Se há fogo não há tempo para dormir nem forças para lidar com o sentimento de impotência

Autarcas dos concelhos afectados pelos incêndios falam dos dias de aflição, das fraquezas e de como lidam com as situações

O telefonema acaba com o presidente da Câmara do Sardoal, Miguel Borges, a chorar. O autarca recordava a O MIRANTE os momentos de “horror” vividos nos últimos dias, e nas últimas noites, em que os incêndios não deram tréguas, nem a bombeiros, nem às populações dos concelhos de Sardoal, Mação, Abrantes e Tomar, que tudo fizeram na defesa das suas localidades. A vida dos autarcas nestes dias de incêndios são uma roda viva, extenuantes, um mar de aflições em que não há tempo para pensar na campanha eleitoral, nem sequer, muitas vezes, na própria família. Já para não falar no sono adiado a toque de cafés ou adrenalina. Como é que os autarcas da região vivem os dias e noites de aflição provocada pelos fogos?
O sentimento é de impotência perante uma força devastadora. “São vários dias e várias noites que tentamos combater este inimigo que não tem rosto”, conta Miguel Borges com um nó na garganta. O descanso dos autarcas é feito nos pequenos intervalos em que as coisas acalmam. “Uma hora por noite mas assim que estamos a começar a descansar há logo um telefonema e normalmente nunca é com boas novidades, é sempre mais destruição”, relata Miguel Borges. Se o autarca do Sardoal ainda conseguia passar pelas brasas por pouco tempo que fosse, a sua colega de Abrantes não. Durante os incêndios no concelho, Maria do Céu Albuquerque não dormiu “cinco dias e cinco noites”. O que se notava pelo estado de exaustão e pela voz cansada.

Dez minutos para almoçar no aniversário do filho
Se há muitos momentos maus qual é o pior, aquele em que o sentimento de impotência ataca as forças que restam? Para a presidente de Abrantes o pior momento que viveu não foi um mas “foram todos, ao longo destes dias”. E a maior sensação de impotência foi “olhar para a cara de desespero dos bombeiros, ver as pessoas a sofrer e não conseguir fazer nada.

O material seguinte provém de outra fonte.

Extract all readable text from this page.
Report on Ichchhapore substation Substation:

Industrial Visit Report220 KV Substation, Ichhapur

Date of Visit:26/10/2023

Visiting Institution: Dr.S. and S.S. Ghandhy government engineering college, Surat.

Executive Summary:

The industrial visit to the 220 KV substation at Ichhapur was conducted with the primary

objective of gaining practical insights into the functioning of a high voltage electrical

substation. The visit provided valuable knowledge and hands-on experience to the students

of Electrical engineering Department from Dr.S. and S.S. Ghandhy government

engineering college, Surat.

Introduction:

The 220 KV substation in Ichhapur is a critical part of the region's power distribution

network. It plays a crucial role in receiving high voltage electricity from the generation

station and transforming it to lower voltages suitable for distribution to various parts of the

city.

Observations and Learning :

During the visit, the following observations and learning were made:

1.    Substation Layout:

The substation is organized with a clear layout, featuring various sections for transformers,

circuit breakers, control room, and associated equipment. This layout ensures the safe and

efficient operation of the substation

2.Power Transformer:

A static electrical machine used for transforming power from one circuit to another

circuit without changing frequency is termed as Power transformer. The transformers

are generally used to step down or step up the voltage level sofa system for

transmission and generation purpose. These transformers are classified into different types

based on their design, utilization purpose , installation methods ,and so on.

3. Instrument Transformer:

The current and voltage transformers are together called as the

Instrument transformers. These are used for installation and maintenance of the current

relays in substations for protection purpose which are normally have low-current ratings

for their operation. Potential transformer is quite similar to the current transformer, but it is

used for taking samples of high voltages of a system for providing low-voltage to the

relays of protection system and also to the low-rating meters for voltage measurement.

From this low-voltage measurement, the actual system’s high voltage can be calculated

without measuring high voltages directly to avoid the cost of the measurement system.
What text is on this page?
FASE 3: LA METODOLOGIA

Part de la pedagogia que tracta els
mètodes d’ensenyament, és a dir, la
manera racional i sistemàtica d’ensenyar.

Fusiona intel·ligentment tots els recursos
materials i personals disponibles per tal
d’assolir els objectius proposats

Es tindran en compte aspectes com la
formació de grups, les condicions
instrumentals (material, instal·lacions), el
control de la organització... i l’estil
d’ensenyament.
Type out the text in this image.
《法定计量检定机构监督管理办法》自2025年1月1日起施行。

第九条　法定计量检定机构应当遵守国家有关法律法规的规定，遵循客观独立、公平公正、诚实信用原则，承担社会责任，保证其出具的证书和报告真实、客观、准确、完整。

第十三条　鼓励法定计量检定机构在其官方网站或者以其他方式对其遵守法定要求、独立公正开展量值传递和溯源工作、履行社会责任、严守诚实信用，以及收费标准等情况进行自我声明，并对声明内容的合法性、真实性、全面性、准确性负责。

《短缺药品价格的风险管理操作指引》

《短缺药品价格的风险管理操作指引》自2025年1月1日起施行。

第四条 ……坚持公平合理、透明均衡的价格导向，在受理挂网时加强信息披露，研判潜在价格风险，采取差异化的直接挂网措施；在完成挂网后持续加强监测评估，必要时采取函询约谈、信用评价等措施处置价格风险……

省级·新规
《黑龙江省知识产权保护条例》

Foi aflitivo. Felizmente não tivemos vítimas mortais”, conta Maria do Céu Albuquerque. O autarca de Mação viveu o pior dia dos incêndios e provavelmente da sua vida na quarta feira, 16 de Agosto, no mesmo dia em que o filho fez anos. A aflição só foi aliviada, dentro do possível, numa curtíssima paragem para comer apressadamente com o filho mais velho, que completava 14 anos. “Ainda conseguimos fazer um almoço de aniversário que durou 10 minutos”, lembra Vasco Estrela.
O incêndio que deflagrou em Aldeia do Mato, Abrantes, no dia 8 de Agosto, que chegou a ser combatido por mais de sete centenas de operacionais, devastou grande parte do concelho e obrigou à evacuação de várias localidades. As chamas chegaram a estar às portas da cidade, já dentro do perímetro urbano. Para Maria do Céu Albuquerque “o fogo teve origem criminosa”. “Temos a clara noção de que há aqui uma clara tentativa de provocar mais danos. “Temos receio de que outras situações possam acontecer e comprometer o trabalho que foi feito durante estes dias no concelho de Abrantes”, desabafa a autarca.
O que mais preocupa os presidentes de câmara, os responsáveis máximos pela protecção civil nos seus concelhos, é a vida das pessoas e os seus bens. E a autarca de Tomar sentiu esse drama à frente dos olhos, no incêndio que deflagrou na tarde de sábado, 12 de Agosto, na localidade de Carvalhal, União de Freguesias da Serra e Junceira, Tomar, e que obrigou à retirada de 17 pessoas do local, que tiveram de ser transportadas de barco pela albufeira do Castelo do Bode para o lar de Alverangel. “O pior momento daquele dia, foi quando uma casa ardeu ao pé de mim. Foi tudo muito rápido”, lembra Anabela Freitas. “A prioridade passou por defender, para além das vidas humanas, as casas que se encontravam na linha de fogo”.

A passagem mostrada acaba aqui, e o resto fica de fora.